Katherine McNamara says The Stand Adaptation Brings the Story "Full Circle"

CBS All Access's The Stand is the latest adaptation of the iconic Stephen King novel to hit the [...]

CBS All Access's The Stand is the latest adaptation of the iconic Stephen King novel to hit the small screen, but for Katherine McNamara, who plays Julie Lawry in the nine-episode series, it may be the most complete version yet. In a new featurette highlighting this latest adaptation, McNamara says the epilogue that is new to this version of the story brings things full circle, highlighting how King's story is a "living document".

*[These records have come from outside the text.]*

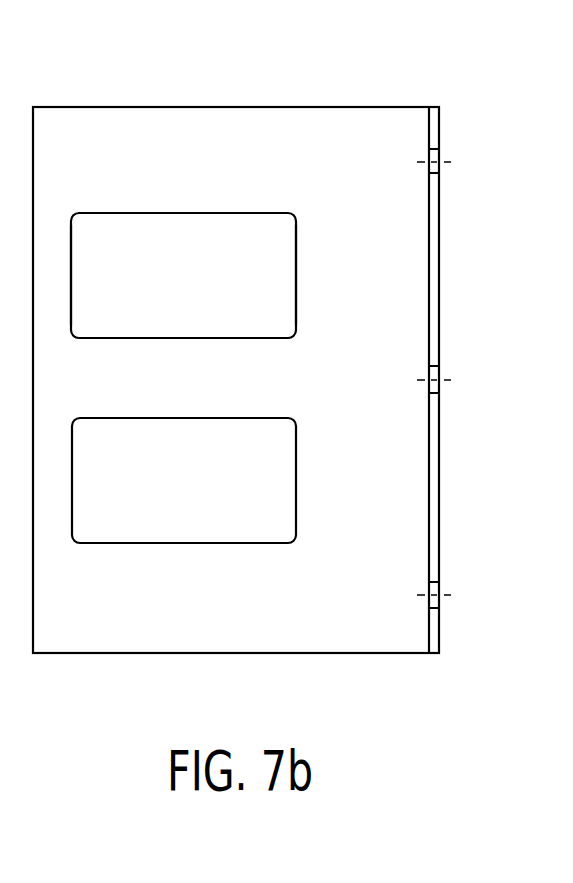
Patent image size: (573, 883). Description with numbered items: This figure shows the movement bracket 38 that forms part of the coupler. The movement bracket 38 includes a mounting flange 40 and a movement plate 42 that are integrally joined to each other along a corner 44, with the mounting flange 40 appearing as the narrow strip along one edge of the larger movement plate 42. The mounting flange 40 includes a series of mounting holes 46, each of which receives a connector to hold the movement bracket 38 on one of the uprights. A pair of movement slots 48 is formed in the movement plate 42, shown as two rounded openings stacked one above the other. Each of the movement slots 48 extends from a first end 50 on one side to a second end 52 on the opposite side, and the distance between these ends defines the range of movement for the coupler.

The movement bracket 38 is at (231, 94).
The mounting flange 40 is at (429, 238).
The movement plate 42 is at (380, 135).
The corner 44 is at (567, 308).
The mounting holes 46 is at (429, 366).
The movement slots 48 is at (183, 213).
The first end 50 is at (72, 277).
The second end 52 is at (296, 273).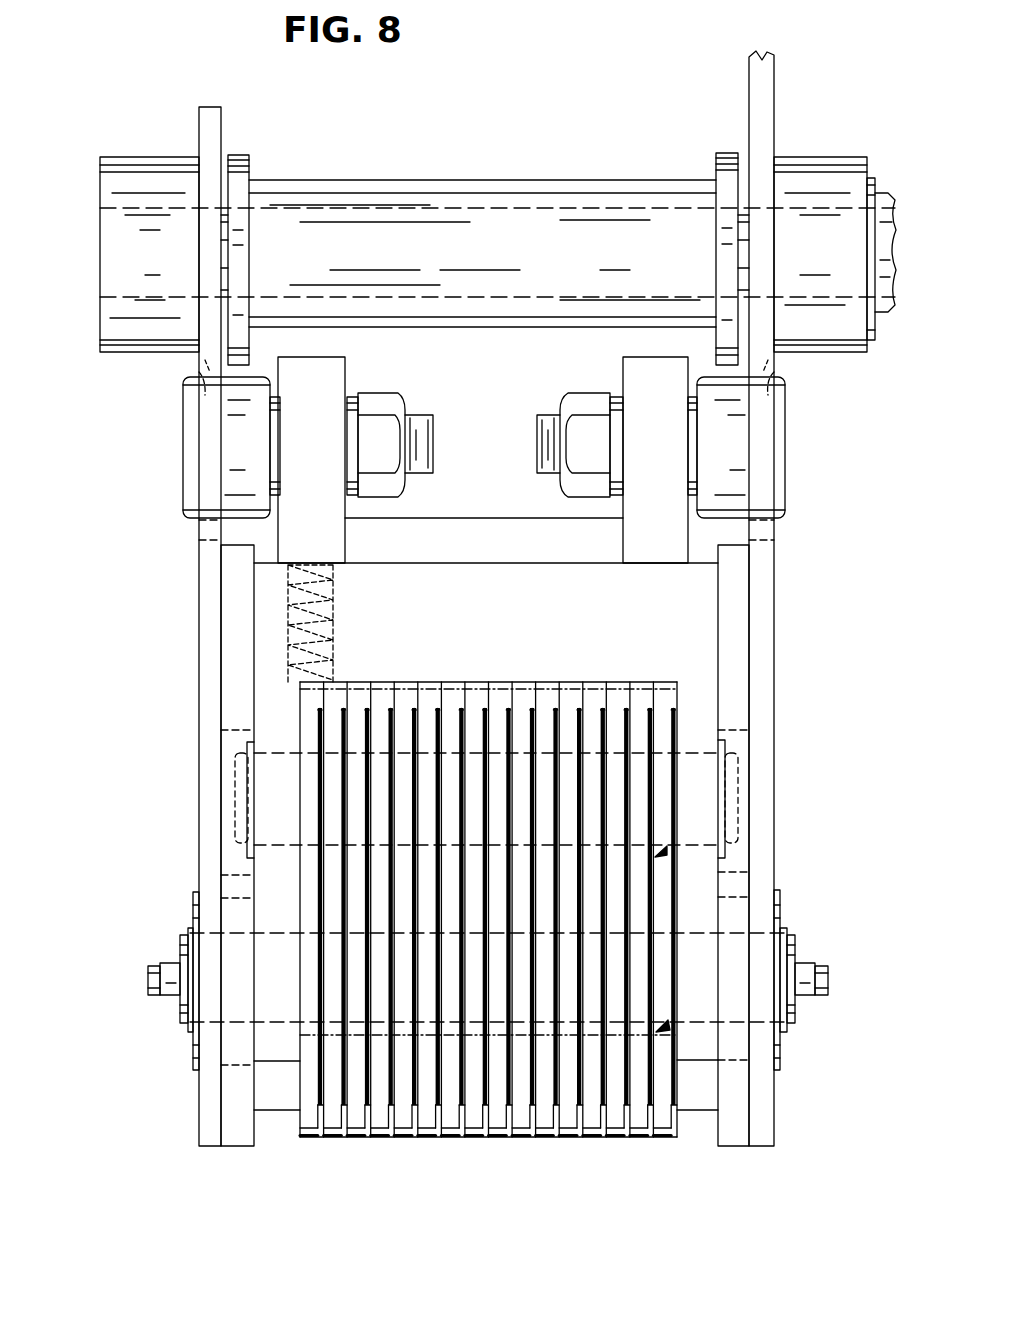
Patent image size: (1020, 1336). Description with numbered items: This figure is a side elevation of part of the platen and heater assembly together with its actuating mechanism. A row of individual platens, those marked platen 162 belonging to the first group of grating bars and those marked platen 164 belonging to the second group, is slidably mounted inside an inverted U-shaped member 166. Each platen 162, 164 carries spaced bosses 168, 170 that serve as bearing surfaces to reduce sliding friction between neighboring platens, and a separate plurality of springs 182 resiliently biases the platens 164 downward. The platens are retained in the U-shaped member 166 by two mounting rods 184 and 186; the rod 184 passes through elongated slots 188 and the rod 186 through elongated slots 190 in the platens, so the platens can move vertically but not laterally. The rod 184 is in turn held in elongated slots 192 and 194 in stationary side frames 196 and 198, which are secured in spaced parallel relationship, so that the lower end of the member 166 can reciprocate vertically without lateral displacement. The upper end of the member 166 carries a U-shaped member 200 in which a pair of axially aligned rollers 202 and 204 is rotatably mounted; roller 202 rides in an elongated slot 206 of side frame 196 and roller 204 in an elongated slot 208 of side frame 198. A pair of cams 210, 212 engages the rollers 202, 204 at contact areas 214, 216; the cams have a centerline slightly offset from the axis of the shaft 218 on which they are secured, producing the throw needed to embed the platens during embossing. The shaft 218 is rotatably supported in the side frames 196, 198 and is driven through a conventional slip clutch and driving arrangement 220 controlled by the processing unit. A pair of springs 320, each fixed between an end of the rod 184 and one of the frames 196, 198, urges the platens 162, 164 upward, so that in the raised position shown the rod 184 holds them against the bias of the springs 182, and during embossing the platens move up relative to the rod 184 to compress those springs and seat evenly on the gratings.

"I fully agree with people that you know speak about the story as a living document," McNamara says in the featurette. "That's one advantage of having an author like Stephen King who's constantly reassessing and reevaluating his work. You know, given how the world has changed since he originally wrote the story, it's interesting to see this epilogue and I really do think that it wraps up the story in a perfect way. It brings it full circle."

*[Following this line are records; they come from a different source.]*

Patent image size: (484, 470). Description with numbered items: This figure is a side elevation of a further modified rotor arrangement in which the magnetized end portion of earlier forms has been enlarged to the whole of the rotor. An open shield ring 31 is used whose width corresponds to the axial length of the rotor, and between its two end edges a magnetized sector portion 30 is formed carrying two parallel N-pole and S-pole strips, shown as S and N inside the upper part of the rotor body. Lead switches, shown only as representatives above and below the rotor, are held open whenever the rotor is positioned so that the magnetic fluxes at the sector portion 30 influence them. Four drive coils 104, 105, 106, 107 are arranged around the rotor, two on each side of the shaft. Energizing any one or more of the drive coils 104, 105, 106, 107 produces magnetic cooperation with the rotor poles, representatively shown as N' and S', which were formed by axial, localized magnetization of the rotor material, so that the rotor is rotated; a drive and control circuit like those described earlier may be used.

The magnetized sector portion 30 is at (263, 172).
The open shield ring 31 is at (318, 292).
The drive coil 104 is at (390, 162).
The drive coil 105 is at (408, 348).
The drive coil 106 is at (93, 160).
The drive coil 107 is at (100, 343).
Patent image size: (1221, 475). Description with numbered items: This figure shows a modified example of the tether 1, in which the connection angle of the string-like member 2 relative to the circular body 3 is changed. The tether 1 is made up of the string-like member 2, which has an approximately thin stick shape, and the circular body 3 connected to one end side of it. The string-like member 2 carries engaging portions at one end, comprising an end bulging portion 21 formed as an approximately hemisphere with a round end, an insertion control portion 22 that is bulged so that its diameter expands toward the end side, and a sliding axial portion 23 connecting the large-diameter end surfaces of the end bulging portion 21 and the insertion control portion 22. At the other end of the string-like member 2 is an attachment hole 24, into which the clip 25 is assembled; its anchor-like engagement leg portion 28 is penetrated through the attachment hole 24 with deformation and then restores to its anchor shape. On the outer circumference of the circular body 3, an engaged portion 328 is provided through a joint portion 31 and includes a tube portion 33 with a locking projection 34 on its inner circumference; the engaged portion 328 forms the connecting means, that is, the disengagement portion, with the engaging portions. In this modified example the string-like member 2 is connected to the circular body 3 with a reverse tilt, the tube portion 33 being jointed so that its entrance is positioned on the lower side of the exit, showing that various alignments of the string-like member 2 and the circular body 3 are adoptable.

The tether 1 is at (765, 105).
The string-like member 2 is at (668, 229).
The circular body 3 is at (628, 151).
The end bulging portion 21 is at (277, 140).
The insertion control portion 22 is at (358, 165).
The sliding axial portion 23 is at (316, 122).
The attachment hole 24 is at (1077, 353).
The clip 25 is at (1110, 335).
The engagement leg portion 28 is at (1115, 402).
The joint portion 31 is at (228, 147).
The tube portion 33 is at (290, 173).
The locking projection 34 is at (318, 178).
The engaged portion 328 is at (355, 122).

The epilogue that McNamara is referencing is the ninth episode of the series, something that executive producer Benjamin Cavell described as a "coda" to the story. Written by King himself, it will give Frannie (Odessa Young) her own "stand", something the author has been wanting to do for 30 years.

"He wrote a coda that is our ninth episode. It will be completely new to the entire audience," Cavell said. "I can, and will say, the big reason he wanted to do the coda was, he was thinking about for [the past] 30 years that Frannie doesn't go on 'the stand' in the book. She's seven or eight months pregnant, and can't walk across the mountains to face the Dark Man. It always ate at him that she was one of the heroes of the book, and she was never given her 'stand.' The coda is his planned attempt for the last 30-years to give her her 'stand.'"

Of course, that epilogue isn't the only way that this take on The Stand has embraced the "living document" concept. The series made a few other updates to the story, bringing it into 2020 America.

"I think, and King has said this, too, so I'm not breaking news, the original in 1978 is very white and male," Cavell recently told ComicBook.com. "And certainly in 2020 that just doesn't, it just doesn't play the same way and for it to feel as much of this time and this place and this moment as the original did when it came out it meant that the people who are populating this book needed to feel like this moment and this moment in America. And, you know, 2020 America doesn't feel like a whole bunch of white men and Frannie or something. It doesn't and so we took the character of Ralph Brentner and turned him into Ray Brentner and got just the phenomenal Irene Bedard to come and play and what an amazing presence she is."

He continued, "And Rat Man who is sort of, he's a little bit undefined in the book. It's kind of hard to find those touchstone characters in Vegas beyond Lloyd and Flagg, really. So, we really built up the character of Julie Lawry and the character of Rat Man, now Rat Woman played by Fiona Dourif, who I had seen in Dirk Gently's Holistic Detective Agency and thought was just a complete revelation and a genius. And you know, we just got to take her and run so that's essentially why we made those choices. It feels like it adds so much."

The first four episodes of The Stand are now streaming on CBS All Access. New episodes arrive every Thursday.